At one point during my college years, I lived in a townhouse with a friend and his girlfriend...who also happened to be my cousin. One night they were all snuggled up on the couch together, watching a movie in the dark, when I came barreling out of the bathroom with the empty roll of toilet paper. I began waving it around (like a wild woman) stomped to the T.V. and turned it off. My blood was boiling and there was no stopping the rage. "Who did this?" I shouted. "Who did not change the empty roll of toilet paper? It takes two seconds to take off the empty roll and pop on a new one. Do you not have two seconds? Do you need a demonstration on how the toilet paper holder works?" I was now holding the empty roll in the air, my other hand on my hip and my face a wrinkled contorted mess of anger. They, (because they were normal and calm), just stared at me. Their jaws dropped to the floor. They looked at each other and then back at me.
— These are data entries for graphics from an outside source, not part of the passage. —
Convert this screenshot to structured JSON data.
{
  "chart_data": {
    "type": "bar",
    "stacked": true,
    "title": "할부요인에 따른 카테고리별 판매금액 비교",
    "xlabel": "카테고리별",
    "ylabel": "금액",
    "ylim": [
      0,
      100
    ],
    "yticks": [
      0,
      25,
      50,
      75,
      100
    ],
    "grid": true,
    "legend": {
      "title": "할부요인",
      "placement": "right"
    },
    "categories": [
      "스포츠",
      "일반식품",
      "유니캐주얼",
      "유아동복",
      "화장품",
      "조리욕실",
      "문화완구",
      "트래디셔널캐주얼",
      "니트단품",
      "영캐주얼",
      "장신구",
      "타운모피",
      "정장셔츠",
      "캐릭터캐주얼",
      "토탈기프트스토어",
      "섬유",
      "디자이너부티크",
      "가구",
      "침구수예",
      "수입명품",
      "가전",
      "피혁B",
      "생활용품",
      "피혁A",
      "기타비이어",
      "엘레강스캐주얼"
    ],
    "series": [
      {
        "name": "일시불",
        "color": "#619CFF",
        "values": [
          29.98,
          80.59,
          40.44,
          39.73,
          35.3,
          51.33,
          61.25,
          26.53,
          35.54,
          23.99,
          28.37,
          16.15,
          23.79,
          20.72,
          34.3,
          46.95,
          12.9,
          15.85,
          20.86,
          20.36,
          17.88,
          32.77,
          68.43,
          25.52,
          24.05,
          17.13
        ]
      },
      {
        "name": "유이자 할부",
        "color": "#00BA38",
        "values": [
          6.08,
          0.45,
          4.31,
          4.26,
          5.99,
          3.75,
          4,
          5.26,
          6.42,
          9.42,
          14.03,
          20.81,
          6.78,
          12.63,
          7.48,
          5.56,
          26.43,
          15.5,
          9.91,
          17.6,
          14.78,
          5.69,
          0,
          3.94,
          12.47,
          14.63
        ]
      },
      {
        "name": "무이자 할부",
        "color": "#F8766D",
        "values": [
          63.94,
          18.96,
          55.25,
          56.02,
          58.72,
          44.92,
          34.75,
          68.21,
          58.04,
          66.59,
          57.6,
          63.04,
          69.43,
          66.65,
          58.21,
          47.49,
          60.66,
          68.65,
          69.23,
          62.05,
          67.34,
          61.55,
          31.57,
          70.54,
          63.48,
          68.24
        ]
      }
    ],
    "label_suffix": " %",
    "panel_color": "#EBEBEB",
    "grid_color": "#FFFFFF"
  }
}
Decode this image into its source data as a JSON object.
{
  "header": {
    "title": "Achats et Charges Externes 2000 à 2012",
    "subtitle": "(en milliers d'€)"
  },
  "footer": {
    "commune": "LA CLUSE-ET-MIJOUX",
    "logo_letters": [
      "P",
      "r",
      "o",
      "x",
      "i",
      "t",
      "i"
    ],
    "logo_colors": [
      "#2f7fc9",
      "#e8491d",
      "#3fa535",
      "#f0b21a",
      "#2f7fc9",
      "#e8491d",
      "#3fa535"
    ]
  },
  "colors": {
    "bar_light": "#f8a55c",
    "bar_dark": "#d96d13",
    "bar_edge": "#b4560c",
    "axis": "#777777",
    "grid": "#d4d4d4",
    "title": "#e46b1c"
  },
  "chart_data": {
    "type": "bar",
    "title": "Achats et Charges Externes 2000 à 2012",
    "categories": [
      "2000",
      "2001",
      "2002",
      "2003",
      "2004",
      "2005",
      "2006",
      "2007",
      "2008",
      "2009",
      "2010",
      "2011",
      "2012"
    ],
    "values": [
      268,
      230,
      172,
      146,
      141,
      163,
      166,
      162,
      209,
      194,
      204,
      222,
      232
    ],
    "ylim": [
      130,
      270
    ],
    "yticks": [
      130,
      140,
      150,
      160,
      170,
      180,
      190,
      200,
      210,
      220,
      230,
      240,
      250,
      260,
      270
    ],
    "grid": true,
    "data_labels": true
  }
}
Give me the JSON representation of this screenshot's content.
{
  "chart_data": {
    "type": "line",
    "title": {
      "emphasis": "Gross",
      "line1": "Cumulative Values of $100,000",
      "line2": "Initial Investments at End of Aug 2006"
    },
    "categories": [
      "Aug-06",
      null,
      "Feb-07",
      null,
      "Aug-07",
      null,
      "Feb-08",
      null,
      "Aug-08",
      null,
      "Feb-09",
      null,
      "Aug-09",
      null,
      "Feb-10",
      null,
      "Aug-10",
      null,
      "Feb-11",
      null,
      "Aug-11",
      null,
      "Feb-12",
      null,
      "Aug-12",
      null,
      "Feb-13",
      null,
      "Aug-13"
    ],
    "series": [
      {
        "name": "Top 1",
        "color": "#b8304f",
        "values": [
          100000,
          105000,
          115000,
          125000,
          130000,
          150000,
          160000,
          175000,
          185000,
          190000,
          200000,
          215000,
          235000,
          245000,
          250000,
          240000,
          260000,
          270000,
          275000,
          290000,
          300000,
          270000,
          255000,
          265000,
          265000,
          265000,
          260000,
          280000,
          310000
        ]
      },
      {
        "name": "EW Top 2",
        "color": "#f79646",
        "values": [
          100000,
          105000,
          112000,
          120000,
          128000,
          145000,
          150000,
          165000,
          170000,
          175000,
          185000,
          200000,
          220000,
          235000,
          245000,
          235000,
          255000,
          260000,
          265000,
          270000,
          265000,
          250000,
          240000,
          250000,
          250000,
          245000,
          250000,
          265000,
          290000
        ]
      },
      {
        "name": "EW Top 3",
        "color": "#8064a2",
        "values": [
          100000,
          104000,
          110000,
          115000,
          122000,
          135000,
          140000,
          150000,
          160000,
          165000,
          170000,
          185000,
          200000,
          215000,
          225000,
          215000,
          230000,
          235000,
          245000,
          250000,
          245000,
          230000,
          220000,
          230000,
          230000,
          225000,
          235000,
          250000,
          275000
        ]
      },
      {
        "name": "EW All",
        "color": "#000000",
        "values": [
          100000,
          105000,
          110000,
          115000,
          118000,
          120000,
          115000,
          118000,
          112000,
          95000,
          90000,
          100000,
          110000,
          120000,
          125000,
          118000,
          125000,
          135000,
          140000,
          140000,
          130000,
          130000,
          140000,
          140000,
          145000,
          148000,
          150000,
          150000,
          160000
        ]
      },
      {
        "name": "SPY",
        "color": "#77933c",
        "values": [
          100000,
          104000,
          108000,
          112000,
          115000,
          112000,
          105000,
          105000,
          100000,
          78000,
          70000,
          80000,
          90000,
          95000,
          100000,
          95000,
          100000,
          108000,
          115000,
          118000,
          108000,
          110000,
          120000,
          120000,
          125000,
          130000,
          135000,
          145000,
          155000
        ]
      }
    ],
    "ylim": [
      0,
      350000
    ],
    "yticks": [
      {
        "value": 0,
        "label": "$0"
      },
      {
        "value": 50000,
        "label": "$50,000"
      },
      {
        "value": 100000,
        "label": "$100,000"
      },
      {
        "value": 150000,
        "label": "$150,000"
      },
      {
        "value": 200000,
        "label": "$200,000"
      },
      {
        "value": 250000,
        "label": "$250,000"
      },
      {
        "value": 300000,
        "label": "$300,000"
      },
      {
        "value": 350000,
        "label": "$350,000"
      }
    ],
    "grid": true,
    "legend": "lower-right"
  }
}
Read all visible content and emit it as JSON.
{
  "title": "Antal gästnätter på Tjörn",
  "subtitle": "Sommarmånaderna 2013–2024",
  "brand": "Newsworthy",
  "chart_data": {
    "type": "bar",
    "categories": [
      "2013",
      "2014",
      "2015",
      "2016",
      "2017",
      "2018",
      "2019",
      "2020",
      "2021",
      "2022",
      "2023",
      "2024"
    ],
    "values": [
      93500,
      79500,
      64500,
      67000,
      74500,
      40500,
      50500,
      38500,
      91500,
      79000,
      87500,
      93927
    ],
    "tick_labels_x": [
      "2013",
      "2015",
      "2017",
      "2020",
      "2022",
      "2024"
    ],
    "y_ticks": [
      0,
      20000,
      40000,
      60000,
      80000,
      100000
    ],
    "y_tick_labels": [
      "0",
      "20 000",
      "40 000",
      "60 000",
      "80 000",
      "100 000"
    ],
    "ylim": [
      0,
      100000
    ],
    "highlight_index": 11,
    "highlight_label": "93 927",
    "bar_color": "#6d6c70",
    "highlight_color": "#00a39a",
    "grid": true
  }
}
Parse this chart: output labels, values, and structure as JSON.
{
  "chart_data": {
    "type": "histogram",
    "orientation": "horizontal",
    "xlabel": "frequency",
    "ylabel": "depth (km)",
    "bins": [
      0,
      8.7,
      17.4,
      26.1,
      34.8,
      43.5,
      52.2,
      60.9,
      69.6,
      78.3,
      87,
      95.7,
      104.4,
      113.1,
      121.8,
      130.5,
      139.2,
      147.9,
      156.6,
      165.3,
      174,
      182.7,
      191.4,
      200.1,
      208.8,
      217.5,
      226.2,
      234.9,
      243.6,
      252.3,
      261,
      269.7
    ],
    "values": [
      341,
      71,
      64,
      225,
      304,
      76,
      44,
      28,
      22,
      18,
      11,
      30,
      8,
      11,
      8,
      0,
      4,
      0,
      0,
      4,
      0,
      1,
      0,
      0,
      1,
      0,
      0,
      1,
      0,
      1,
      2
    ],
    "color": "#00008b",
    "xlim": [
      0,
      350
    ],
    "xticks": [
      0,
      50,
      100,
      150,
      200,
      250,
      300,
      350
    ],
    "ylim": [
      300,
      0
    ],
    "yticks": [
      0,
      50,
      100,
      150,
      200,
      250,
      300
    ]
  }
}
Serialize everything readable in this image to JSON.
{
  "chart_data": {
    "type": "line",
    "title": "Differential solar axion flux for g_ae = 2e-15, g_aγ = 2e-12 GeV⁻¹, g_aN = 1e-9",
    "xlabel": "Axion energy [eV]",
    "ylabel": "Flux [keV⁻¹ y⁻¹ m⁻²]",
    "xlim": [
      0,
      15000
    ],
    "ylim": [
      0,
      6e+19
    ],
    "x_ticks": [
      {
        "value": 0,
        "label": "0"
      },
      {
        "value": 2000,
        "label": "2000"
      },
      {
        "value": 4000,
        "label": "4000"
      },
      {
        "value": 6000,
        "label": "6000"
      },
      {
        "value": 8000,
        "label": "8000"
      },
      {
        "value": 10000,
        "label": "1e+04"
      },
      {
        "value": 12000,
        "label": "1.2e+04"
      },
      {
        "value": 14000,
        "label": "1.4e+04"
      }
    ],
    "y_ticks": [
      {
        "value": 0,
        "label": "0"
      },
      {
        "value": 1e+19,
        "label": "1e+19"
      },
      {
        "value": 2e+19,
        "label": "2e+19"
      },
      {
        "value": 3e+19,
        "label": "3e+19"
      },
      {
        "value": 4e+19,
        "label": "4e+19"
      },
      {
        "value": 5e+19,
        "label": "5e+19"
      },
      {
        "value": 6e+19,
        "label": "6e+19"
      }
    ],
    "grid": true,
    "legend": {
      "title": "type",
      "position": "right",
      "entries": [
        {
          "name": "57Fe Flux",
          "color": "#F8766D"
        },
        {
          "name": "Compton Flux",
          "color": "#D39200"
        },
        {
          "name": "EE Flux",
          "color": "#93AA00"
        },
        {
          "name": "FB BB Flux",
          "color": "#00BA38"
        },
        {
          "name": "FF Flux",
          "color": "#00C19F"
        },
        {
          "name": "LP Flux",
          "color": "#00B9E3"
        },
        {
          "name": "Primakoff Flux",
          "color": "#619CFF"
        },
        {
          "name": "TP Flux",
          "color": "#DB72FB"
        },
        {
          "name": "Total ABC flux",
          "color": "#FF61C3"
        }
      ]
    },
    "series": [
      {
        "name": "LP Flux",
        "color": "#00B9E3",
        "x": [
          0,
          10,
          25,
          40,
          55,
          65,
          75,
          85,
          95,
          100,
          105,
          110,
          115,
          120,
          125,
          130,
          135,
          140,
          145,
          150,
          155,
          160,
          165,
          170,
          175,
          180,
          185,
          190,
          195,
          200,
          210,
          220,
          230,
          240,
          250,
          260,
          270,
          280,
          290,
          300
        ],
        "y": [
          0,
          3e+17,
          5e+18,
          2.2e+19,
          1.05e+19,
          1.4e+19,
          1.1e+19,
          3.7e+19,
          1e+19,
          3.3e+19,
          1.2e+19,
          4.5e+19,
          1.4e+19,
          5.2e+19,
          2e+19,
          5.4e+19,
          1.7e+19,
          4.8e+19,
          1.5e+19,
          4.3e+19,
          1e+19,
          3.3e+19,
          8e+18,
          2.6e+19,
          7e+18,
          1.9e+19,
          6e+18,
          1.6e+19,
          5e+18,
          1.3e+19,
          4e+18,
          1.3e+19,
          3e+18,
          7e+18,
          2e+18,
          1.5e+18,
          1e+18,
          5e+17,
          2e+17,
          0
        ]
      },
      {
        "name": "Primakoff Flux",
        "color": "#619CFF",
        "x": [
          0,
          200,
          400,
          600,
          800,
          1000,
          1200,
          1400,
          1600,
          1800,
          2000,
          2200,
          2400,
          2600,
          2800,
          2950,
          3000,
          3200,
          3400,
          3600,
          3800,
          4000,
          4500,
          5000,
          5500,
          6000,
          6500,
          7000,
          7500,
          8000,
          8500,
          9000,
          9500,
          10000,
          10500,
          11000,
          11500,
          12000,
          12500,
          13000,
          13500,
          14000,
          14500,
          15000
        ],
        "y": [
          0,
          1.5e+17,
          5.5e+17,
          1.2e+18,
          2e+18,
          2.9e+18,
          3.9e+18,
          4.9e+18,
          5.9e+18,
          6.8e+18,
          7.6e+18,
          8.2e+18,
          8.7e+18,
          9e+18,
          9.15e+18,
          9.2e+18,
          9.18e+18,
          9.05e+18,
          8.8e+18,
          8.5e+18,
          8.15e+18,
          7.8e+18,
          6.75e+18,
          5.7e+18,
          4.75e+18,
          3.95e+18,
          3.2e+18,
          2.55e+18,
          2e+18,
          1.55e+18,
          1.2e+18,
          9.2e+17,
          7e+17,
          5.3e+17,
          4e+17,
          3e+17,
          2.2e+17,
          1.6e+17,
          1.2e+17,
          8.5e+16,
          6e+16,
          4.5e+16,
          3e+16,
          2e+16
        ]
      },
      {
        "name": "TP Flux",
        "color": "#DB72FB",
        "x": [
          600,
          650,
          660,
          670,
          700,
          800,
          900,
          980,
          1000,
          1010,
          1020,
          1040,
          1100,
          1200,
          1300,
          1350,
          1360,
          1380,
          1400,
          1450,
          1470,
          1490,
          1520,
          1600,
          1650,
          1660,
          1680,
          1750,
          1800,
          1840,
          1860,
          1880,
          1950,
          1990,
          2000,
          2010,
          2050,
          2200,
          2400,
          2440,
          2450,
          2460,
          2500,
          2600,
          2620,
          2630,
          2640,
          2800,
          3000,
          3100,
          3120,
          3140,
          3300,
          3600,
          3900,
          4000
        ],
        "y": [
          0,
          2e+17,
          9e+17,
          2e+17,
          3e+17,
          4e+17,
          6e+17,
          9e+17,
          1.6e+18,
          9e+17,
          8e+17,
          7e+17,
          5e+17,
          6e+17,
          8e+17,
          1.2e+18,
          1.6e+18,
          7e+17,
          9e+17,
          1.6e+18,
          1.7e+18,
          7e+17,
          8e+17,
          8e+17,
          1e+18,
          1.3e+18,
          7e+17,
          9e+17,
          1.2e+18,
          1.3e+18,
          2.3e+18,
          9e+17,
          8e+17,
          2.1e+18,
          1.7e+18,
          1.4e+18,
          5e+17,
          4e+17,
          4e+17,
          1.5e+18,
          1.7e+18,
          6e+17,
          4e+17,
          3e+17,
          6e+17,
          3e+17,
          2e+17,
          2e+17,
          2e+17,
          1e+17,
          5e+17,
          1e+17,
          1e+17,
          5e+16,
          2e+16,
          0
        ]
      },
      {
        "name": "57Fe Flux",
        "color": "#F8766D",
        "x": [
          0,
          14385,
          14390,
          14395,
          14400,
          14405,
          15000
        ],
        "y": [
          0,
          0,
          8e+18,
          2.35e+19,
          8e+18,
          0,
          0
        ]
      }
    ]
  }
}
I stood there, the empty roll hanging in the air. And then my cousin began to laugh, "Ok, Ang, sheesh."
I stormed off thinking, how could they not get this? It only takes two seconds. Ugh. The insensitivity and rudeness of it all. And then I stopped. Dead in my tracks. I was my mother. I was 19 years old and I had just turned into my mother. Without a doubt I had heard those same words 18 billion trillion times while growing up...that nagging motherly voice...it only takes two seconds...I had just lost my cool over an empty toilet paper roll.
I share this story because tonight I used the last of the toilet paper. I did not change the roll. I flushed the toilet. I turned off the light and I didn't even think about the toilet paper roll. But then I had to go back in there and I noticed it and I thought to myself, no, Mom, I didn't have two seconds. But its ok because my mother doesn't live here.